Georgia On My Mormon Mind

Georgia On My Mormon Mind

It takes an inner sense of bravery to pack up only two suitcases and leave everything you've ever known. It takes a greater understanding of purpose, it takes holding onto the answer to the all too familiar question, "why am I here?", it takes a sort of faith bound plunge into the unknown and into the unavoidable challenges, yet with eyes searching, soul in tune to the greatest of happiness and joys. 

That's missionary work. 

Over the last couple of days, I was surrounded by my dear ones, my family, celebrating and cherishing the moments, hours, days, minutes until James left for the Missionary Training Center in Provo, Utah before making his way out to the hot heat of Atlanta, Georgia. 

You know, I get that religion can be a sticky subject, but at the end of the day we're all entitled to our beliefs, and when that belief, when that truth, makes you better, challenges you to make more of yourself by helping others, that something I'm going to stand behind. 

It takes conviction, it takes testimony, it also takes compassion. 

James is off for the next two years for our church, you may have seen those young men or young women with their Sunday best on and those little black name tags before, yep, we're Latter-day Saints, or sinners who just keep on trying, or Christians, or Mormons.

When something brings you happiness, don't you want to share in that joy with others? Pounding the pavement, walking those miles, sharing and serving without expectation to get anything in return. Our missionaries don't get paid, actually, they pay each month to be out in the field to serve, and financial help often comes from our fast offering funds or family members. Missions are not required, but there are over 70,000 missionaries serving around the globe right now, and my brother happens to be just one of them. 

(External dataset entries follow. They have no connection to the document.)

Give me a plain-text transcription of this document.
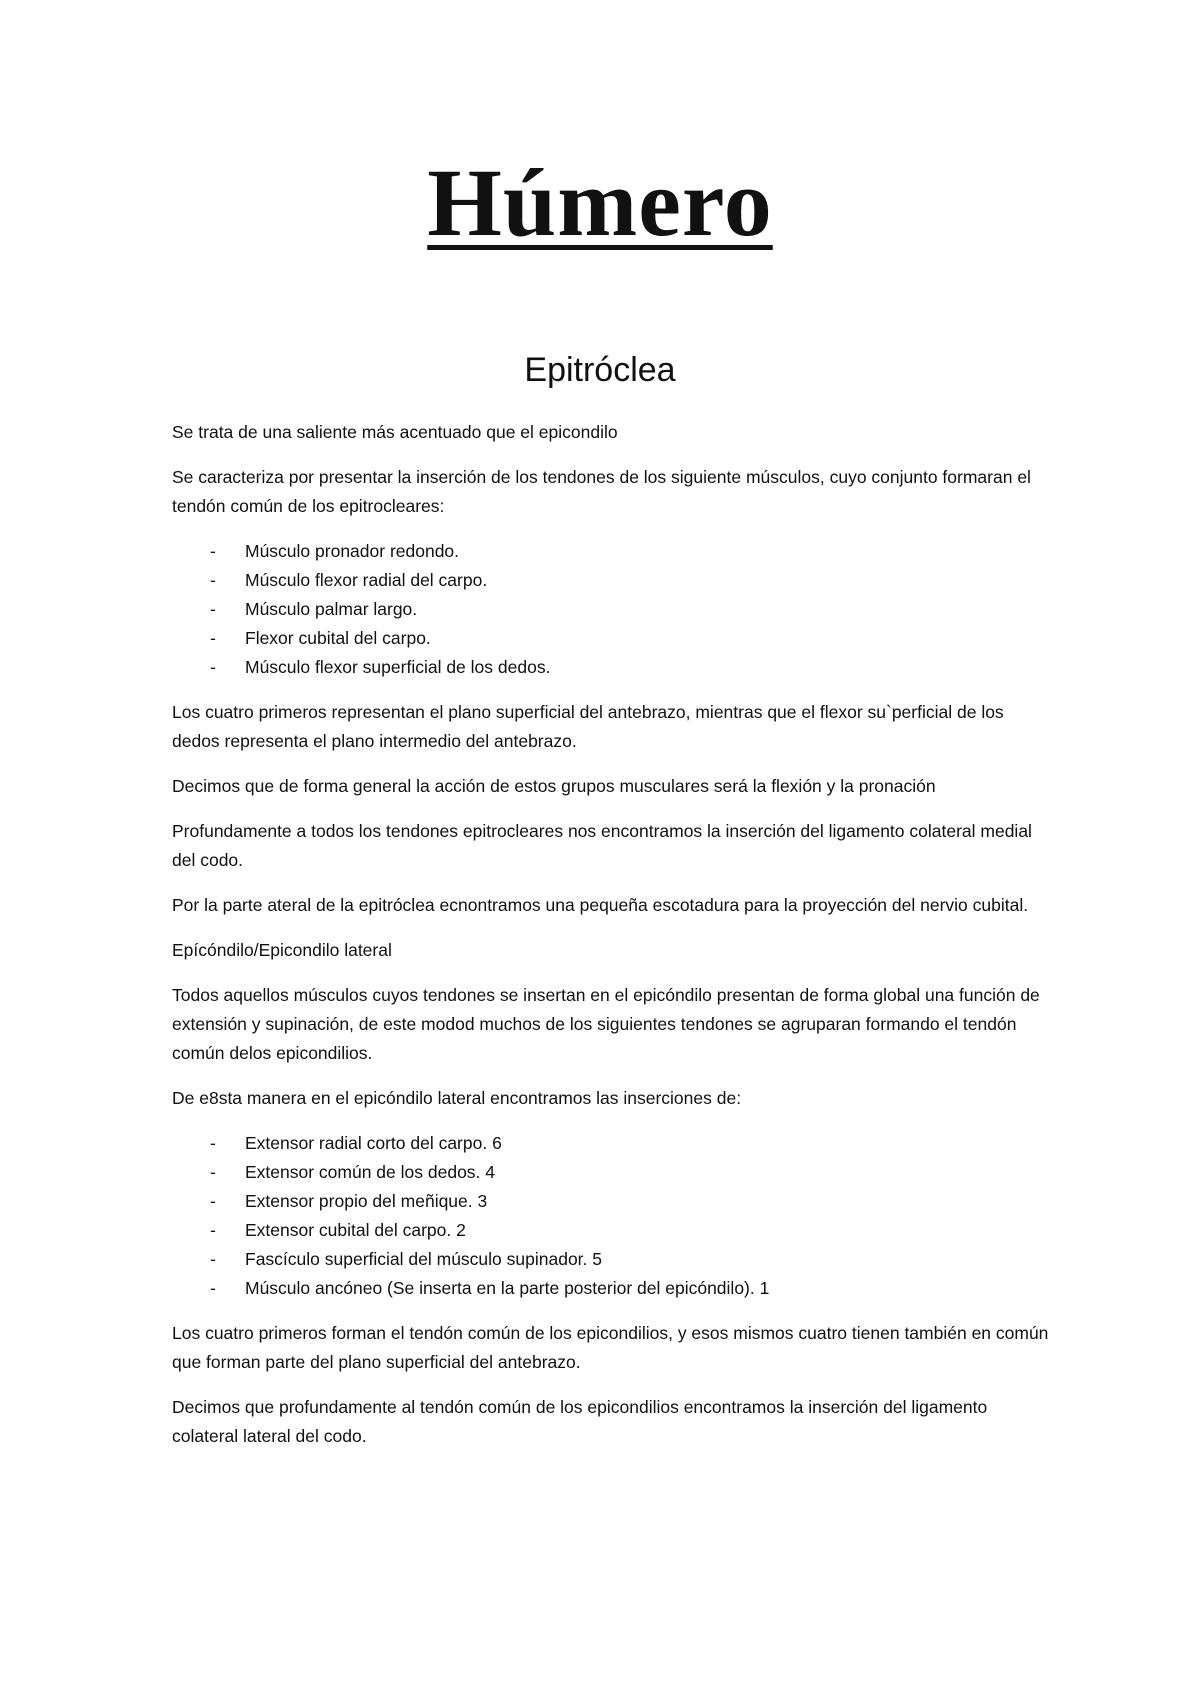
Húmero
Epitróclea

Se trata de una saliente más acentuado que el epicondilo

Se caracteriza por presentar la inserción de los tendones de los siguiente músculos, cuyo conjunto formaran el tendón común de los epitrocleares:

- Músculo pronador redondo.
- Músculo flexor radial del carpo.
- Músculo palmar largo.
- Flexor cubital del carpo.
- Músculo flexor superficial de los dedos.

Los cuatro primeros representan el plano superficial del antebrazo, mientras que el flexor su`perficial de los dedos representa el plano intermedio del antebrazo.

Decimos que de forma general la acción de estos grupos musculares será la flexión y la pronación

Profundamente a todos los tendones epitrocleares nos encontramos la inserción del ligamento colateral medial del codo.

Por la parte ateral de la epitróclea ecnontramos una pequeña escotadura para la proyección del nervio cubital.

Epícóndilo/Epicondilo lateral

Todos aquellos músculos cuyos tendones se insertan en el epicóndilo presentan de forma global una función de extensión y supinación, de este modod muchos de los siguientes tendones se agruparan formando el tendón común delos epicondilios.

De e8sta manera en el epicóndilo lateral encontramos las inserciones de:

- Extensor radial corto del carpo. 6
- Extensor común de los dedos. 4
- Extensor propio del meñique. 3
- Extensor cubital del carpo. 2
- Fascículo superficial del músculo supinador. 5
- Músculo ancóneo (Se inserta en la parte posterior del epicóndilo). 1

Los cuatro primeros forman el tendón común de los epicondilios, y esos mismos cuatro tienen también en común que forman parte del plano superficial del antebrazo.

Decimos que profundamente al tendón común de los epicondilios encontramos la inserción del ligamento colateral lateral del codo.
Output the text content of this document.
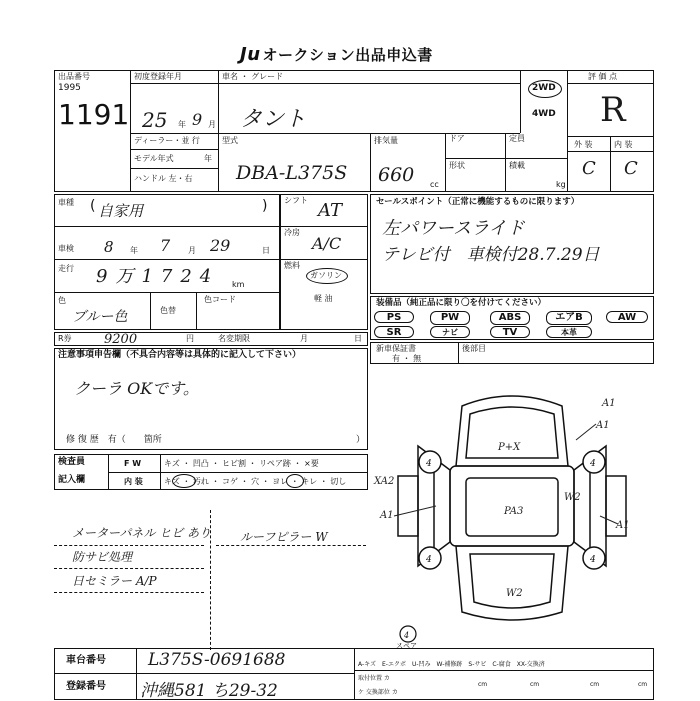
Ju オークション出品申込書
出品番号
1995
1191
初度登録年月
25 年 9 月
ディーラー・並 行
モデル年式	年
ハンドル 左・右
車名 ・ グレード
タント
型式
DBA-L375S
排気量
660 cc
ドア
形状
定員
積載
kg
2WD
4WD
評 価 点
R
外 装	内 装
C C
車種 ( 自家用	)
車検 8 年 7 月 29	日
走行 9万1724 km
色
ブルー色	色替
色コード
シフト AT
冷房
A/C
燃料
ガソリン
軽 油
R券 9200	円	名変期限	月	日
注意事項申告欄（不具合内容等は具体的に記入して下さい）
クーラ OKです。
修 復 歴　有（　　箇所	）
検査員
記入欄
F W	キズ ・ 凹凸 ・ ヒビ割 ・ リペア跡 ・ ×要
内 装	キズ ・ 汚れ ・ コゲ ・ 穴 ・ ヨレ ・ キレ ・ 切し
メーターパネル ヒビ あり
防サビ処理
日セミラー A/P
ルーフピラー W
セールスポイント（正常に機能するものに限ります）
左パワースライド
テレビ付　車検付28.7.29日
装備品（純正品に限り〇を付けてください）
PS	PW	ABS	エアB	AW
SR	ナビ	TV	本革
新車保証書
有 ・ 無
後部目
4	4
4	4
P+X
A1
A1
XA2
A1	PA3
W2
A1
W2
4
スペア
車台番号 L375S-0691688
登録番号 沖縄581 ち29-32
A-キズ　E-エクボ　U-凹み　W-補修跡　S-サビ　C-腐食　XX-交換済
取付位置 カ
ケ 交換部位 カ
cm	cm	cm	cm
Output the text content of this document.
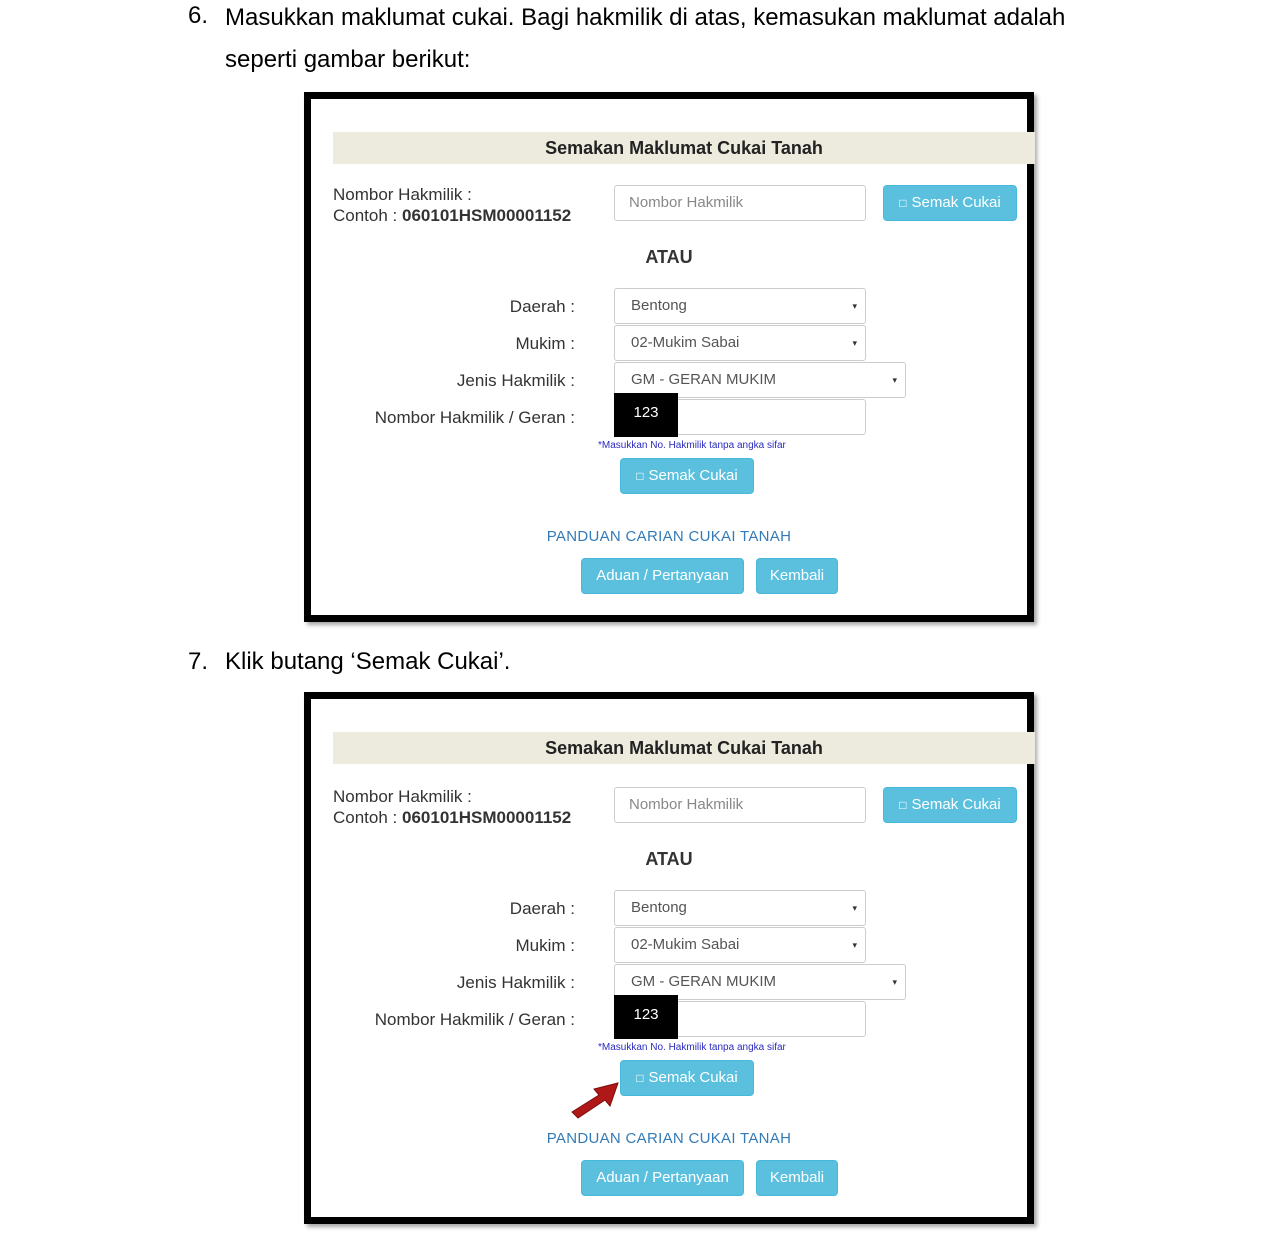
6. Masukkan maklumat cukai. Bagi hakmilik di atas, kemasukan maklumat adalah
seperti gambar berikut:
Semakan Maklumat Cukai Tanah
Nombor Hakmilik :
Contoh : 060101HSM00001152
Nombor Hakmilik	□ Semak Cukai
ATAU
Daerah :	Bentong	▾
Mukim :	02-Mukim Sabai	▾
Jenis Hakmilik :	GM - GERAN MUKIM	▾
Nombor Hakmilik / Geran :	123
*Masukkan No. Hakmilik tanpa angka sifar
□ Semak Cukai
PANDUAN CARIAN CUKAI TANAH
Aduan / Pertanyaan	Kembali
7. Klik butang ‘Semak Cukai’.
Semakan Maklumat Cukai Tanah
Nombor Hakmilik :
Contoh : 060101HSM00001152
Nombor Hakmilik	□ Semak Cukai
ATAU
Daerah :	Bentong	▾
Mukim :	02-Mukim Sabai	▾
Jenis Hakmilik :	GM - GERAN MUKIM	▾
Nombor Hakmilik / Geran :	123
*Masukkan No. Hakmilik tanpa angka sifar
□ Semak Cukai
PANDUAN CARIAN CUKAI TANAH
Aduan / Pertanyaan	Kembali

So, why? Why go and put school, jobs, friends, and family on hold for two years? Because we don't get to text him or call him, just write him letters and send the occasional package. James is leaving his family behind for two years, so he can help others be with theirs for eternity because that is something we believe fiercely in, that we as families can be together forever. I feel especially proud and grateful for everyone who dedicates their time to this cause of missionary work. 

So for now, and for every moment onward for the next to years, you can bet Georgia will be on my mind.